“Menos mal que Jesús no ha venido a llamar a los justos, en ese caso yo no estaría en la Iglesia”. Esta es la certeza de cualquier cristiano de a pie. Es fácil que tengamos la conciencia de haber sido rescatados de una vida sin sentido, de un anonimato mortal.

Ahora que está tan de moda la expresión, bien podríamos decir: “Todos somos Leví”. Ciertamente, veinte siglos después los cristianos conocemos el nombre y la identidad de este publicano: Leví. Un hombre que en su tiempo desde el punto de vista religioso representaba “lo peor”. Alguien que cometía permanentemente un triple pecado: ante Dios; haciendo lo que expresamente estaba prohibido por la ley; ante los demás israelitas cobrando el impuesto para los romanos, dominadores; y ante cualquier persona mínimamente honesta, enriqueciéndose a costa de los pobres. Este Leví, como los demás publícanos de su tiempo, representaba junto con las prostitutas a todo ese mundo de personas que no pueden caer más bajo. Han caído en lo peor. Como pecadores que eran, estaban excluidos de la bendición que Dios permanentemente otorgaba a su pueblo.

Pero el hijo del hombre ha salido del Padre con la misión de devolver a casa a una multitud de hijos pródigos. Compadecido del sufrimiento de su Padre Dios, Jesús se ha convertido en el buen pastor que va a buscar a la oveja perdida. De hecho esta palabra, “perdida”, suscita en Jesús la reacción contraria a la que suscita en la mayoría de nosotros. Cuando decimos que algo “se ha perdido” normalmente expresamos que nos ha sido imposible encontrarlo. Por tanto, no se puede hacer nada, no hay nada que hacer.. Para Jesús, sin embargo,  que alguien se haya perdido provoca inmediatamente en su corazón el impulso de “salir a buscarlo”. Y es que Jesús conoce el sufrimiento de aquellos que no encuentran el camino de regreso a casa.

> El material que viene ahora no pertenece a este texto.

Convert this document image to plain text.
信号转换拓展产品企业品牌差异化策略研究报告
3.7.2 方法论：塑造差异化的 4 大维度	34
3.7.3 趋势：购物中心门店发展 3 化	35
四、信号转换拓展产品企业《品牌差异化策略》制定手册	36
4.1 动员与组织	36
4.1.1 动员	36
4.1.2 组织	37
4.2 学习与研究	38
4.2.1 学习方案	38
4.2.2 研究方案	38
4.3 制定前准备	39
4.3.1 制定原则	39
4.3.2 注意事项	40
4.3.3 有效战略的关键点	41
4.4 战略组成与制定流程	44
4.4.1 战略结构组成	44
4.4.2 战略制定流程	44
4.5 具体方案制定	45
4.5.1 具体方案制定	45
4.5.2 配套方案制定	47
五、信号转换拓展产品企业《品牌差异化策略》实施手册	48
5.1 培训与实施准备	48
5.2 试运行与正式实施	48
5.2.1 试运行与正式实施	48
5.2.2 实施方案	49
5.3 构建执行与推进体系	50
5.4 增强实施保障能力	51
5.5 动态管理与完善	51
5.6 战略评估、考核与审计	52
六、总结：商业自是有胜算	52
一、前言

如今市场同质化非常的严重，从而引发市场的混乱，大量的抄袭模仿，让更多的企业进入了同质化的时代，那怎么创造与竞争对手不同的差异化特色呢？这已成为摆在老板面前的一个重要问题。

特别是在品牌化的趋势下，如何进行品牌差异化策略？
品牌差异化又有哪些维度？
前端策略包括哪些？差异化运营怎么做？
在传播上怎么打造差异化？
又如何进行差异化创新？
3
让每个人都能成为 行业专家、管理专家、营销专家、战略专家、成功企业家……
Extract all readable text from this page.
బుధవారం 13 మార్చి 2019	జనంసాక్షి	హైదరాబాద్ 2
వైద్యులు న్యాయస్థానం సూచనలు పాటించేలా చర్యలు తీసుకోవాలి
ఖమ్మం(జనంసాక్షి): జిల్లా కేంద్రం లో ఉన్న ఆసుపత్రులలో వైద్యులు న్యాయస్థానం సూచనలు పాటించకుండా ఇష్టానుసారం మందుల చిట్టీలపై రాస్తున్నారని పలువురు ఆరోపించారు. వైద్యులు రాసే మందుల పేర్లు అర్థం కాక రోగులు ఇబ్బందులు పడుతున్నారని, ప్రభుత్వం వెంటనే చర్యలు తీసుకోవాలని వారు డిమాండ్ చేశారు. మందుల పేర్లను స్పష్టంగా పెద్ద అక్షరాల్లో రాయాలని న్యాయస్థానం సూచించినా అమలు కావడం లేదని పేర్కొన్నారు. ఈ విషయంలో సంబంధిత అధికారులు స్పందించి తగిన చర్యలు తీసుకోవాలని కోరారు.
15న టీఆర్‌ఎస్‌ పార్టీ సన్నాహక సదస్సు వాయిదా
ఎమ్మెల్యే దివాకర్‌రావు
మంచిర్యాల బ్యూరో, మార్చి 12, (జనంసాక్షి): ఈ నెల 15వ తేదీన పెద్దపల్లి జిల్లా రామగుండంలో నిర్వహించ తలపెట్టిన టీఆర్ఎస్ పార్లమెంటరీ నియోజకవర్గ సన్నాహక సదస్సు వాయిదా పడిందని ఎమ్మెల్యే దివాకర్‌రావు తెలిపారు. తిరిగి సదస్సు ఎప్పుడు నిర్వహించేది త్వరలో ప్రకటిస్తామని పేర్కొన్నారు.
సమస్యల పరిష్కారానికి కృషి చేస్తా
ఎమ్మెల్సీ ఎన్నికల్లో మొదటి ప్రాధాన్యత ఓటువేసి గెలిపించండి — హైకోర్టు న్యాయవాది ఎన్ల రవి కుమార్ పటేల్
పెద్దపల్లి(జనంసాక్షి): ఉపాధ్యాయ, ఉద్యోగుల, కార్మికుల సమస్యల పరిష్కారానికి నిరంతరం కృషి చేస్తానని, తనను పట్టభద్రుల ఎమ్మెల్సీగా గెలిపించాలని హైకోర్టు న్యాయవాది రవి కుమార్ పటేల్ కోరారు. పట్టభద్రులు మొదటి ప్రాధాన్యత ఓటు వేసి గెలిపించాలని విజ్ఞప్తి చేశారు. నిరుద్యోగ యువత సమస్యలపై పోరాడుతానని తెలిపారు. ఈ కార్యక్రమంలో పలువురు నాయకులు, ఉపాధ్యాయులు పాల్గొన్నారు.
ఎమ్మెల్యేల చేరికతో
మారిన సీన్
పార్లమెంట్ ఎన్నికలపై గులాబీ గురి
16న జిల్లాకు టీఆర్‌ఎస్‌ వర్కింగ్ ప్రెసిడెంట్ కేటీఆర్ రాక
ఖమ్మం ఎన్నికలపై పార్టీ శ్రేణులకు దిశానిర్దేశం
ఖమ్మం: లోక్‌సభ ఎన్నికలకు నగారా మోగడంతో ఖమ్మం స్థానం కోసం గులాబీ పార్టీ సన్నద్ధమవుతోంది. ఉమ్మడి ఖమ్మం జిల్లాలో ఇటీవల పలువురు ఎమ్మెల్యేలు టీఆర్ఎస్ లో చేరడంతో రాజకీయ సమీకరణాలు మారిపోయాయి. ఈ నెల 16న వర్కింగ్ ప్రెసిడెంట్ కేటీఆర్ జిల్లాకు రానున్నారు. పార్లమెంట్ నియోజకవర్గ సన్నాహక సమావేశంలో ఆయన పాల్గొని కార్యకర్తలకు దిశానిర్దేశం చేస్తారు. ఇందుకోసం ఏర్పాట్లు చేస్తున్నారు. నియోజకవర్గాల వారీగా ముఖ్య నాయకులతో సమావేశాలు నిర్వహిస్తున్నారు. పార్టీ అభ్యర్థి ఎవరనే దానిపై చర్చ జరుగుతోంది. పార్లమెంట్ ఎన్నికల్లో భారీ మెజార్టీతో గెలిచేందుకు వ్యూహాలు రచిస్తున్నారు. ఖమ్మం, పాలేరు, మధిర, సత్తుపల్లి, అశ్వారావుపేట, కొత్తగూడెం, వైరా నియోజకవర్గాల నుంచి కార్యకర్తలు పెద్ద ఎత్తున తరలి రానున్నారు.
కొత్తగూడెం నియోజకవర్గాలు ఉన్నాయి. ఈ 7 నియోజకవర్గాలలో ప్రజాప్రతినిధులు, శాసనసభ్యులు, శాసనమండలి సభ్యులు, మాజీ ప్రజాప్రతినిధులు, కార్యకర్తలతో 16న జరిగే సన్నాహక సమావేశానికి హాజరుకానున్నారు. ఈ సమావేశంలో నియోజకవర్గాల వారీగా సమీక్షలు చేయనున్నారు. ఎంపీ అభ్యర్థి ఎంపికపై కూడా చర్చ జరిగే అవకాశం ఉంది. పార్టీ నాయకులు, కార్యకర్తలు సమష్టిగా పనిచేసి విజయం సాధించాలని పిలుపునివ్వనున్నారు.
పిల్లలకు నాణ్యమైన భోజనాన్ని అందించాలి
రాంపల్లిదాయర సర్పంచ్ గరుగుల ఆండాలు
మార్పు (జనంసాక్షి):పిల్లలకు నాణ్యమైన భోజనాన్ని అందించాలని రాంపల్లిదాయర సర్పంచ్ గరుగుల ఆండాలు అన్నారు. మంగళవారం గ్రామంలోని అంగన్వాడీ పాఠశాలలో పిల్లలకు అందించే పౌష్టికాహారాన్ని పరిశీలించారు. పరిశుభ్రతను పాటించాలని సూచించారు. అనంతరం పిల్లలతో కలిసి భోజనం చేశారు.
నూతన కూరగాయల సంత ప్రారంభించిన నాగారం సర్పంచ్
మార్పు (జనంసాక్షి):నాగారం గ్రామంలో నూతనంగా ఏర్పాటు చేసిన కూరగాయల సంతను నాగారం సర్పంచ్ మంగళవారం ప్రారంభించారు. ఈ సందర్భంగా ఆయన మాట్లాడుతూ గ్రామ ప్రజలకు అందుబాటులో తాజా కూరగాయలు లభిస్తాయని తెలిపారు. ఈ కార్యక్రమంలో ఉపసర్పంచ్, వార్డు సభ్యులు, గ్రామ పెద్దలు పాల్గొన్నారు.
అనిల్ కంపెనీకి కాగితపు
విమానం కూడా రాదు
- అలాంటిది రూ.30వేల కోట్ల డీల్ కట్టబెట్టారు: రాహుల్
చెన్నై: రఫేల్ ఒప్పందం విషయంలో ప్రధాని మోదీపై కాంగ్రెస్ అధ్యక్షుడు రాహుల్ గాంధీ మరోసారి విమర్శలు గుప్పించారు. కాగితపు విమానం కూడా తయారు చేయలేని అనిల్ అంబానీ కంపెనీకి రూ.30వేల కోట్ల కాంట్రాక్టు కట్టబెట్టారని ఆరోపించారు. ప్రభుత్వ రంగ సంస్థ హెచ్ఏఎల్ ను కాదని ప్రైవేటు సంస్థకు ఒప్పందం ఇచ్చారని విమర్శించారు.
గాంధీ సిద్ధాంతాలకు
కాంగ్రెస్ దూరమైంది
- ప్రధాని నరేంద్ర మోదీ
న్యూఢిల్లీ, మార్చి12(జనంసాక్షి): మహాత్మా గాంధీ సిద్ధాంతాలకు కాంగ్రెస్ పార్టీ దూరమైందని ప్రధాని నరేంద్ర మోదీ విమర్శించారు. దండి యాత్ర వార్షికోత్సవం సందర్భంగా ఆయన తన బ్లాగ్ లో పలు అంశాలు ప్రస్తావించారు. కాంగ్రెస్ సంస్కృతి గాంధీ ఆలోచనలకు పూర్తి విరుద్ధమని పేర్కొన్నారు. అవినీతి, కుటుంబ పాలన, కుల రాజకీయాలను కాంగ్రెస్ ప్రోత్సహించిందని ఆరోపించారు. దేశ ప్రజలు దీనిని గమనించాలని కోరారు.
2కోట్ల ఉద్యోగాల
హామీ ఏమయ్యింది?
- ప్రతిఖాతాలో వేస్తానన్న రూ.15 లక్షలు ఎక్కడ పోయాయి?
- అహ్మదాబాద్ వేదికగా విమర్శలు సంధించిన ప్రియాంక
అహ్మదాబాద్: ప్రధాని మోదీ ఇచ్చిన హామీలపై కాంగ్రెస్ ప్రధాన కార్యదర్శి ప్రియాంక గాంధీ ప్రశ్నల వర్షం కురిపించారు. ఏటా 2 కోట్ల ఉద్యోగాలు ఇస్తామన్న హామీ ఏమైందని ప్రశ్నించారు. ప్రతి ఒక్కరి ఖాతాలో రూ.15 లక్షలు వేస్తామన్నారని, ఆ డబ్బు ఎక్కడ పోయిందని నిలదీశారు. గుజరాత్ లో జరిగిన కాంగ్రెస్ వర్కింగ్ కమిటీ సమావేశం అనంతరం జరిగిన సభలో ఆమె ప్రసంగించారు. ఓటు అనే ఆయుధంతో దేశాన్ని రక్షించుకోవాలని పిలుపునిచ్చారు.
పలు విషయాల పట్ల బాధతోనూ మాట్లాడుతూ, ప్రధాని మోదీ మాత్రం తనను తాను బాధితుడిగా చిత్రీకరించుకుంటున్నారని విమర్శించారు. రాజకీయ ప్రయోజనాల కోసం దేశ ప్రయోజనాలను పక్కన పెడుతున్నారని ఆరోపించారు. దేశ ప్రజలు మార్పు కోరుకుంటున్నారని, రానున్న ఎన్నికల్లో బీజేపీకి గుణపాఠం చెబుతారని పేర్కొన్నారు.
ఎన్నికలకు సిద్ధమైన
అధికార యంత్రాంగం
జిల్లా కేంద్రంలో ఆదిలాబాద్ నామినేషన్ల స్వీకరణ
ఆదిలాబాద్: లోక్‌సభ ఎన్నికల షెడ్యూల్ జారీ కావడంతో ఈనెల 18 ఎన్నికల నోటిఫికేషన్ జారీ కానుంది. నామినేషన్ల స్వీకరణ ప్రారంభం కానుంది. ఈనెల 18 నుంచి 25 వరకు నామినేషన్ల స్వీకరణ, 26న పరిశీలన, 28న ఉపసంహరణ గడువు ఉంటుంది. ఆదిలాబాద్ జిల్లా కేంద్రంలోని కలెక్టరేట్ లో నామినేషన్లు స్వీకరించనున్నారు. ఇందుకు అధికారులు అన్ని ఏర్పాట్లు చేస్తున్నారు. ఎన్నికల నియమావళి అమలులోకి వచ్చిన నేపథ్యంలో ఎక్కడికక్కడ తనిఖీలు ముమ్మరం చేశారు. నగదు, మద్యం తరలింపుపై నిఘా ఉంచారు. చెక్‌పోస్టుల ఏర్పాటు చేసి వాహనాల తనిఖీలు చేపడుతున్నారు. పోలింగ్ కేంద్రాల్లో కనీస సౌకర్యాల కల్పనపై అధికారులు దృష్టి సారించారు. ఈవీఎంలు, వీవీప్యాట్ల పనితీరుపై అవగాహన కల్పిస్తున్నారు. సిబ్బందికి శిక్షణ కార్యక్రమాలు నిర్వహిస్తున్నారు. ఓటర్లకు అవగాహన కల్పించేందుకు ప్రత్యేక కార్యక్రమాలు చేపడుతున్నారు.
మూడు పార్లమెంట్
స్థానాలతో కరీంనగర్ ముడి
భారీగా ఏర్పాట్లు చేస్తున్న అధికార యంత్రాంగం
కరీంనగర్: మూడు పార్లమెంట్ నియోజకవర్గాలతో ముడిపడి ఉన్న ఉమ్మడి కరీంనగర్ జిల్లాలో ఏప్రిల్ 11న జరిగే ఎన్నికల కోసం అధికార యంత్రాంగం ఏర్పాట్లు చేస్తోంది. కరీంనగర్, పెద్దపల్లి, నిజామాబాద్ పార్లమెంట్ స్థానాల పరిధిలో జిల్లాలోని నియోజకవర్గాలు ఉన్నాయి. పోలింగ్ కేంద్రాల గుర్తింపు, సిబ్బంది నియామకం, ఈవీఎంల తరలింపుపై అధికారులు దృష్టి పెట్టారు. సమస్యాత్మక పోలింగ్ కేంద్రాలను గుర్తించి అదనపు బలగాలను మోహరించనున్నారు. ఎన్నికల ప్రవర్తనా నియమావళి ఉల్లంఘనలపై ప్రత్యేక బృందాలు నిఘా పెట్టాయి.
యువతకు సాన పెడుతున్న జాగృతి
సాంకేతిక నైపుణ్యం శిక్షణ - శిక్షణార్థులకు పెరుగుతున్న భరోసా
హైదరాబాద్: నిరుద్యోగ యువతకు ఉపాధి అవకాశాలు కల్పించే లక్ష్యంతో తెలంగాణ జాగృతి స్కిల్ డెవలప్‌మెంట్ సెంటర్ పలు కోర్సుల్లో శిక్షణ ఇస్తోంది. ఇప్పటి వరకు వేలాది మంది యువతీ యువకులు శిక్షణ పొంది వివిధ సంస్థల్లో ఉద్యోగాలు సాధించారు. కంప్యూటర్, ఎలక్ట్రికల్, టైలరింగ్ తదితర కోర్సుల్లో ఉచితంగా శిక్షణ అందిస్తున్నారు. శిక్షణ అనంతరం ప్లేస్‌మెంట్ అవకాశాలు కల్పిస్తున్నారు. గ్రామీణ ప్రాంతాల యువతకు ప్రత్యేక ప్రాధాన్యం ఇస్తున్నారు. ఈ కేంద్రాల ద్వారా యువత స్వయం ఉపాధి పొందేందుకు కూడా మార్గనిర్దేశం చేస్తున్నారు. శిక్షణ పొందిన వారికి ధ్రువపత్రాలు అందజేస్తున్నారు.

También el de aquellos que piensan que ya nadie les está esperando o que las puertas se han cerrado definitivamente para ellos.

Es fácil imaginar cómo sería la rutina habitual de Leví, sentado al mostrador de los impuestos, sintiendo el desprecio, posiblemente justificado, de la gente, incapaz de mirarle bien. Jesús le vió y le amó. Por eso mismo le llamó y le hizo una invitación imposible de ignorar: “sígueme”. Asqueado de sí mismo, ese momento supuso la oportunidad de su vida. Era la hora de la decisión. Suponemos que Leví se miraría sus manos, sucias por el contacto permanente con el ennegrecido dinero; pero también miraría a Jesús y vería en su rostro algo que nunca antes había podido contemplar: los ojos de Jesús clavados en él. Una mirada de amor que se le clavaba como un puñal. Cuando uno se siente sin salida y de repente ante él se abre una puerta, entonces lo razonable es actuar como hizo Leví: levantarse al momento y seguir a Jesús.

Tanto era su agradecimiento que Leví ofreció a Jesús un gran banquete en su casa. Cualquier cosa era poco para celebrar el haber conquistado tan codiciado botín. Acababa de experimentar la salvación de la que tantos hablaban ¡en su propia piel! Y para esa fiesta en la que él era el anfitrión no faltaron todos aquellos que como él estaban cansados de su vida anterior. ¿Y Jesús? Sentado en la mesa en medio de ellos. Esta es la imagen elocuente que nos ofrece el Evangelio de hoy. Y las palabras que la explican son las que salen de labios de Jesús: “No necesitan médico los sanos sino los enfermos”.

Hoy es un gran día para recordar que estamos en la Iglesia sin méritos propios, por pura misericordia de Dios. Hoy es un gran día para no ocultar a Jesús nuestros pecados pensando que esto podría provocar que él se escandalizase de nosotros, cuando en realidad siempre sucede lo contrario, siempre que el Señor nos descubre envueltos en nuestros pecados… Él nos ama y nos llama.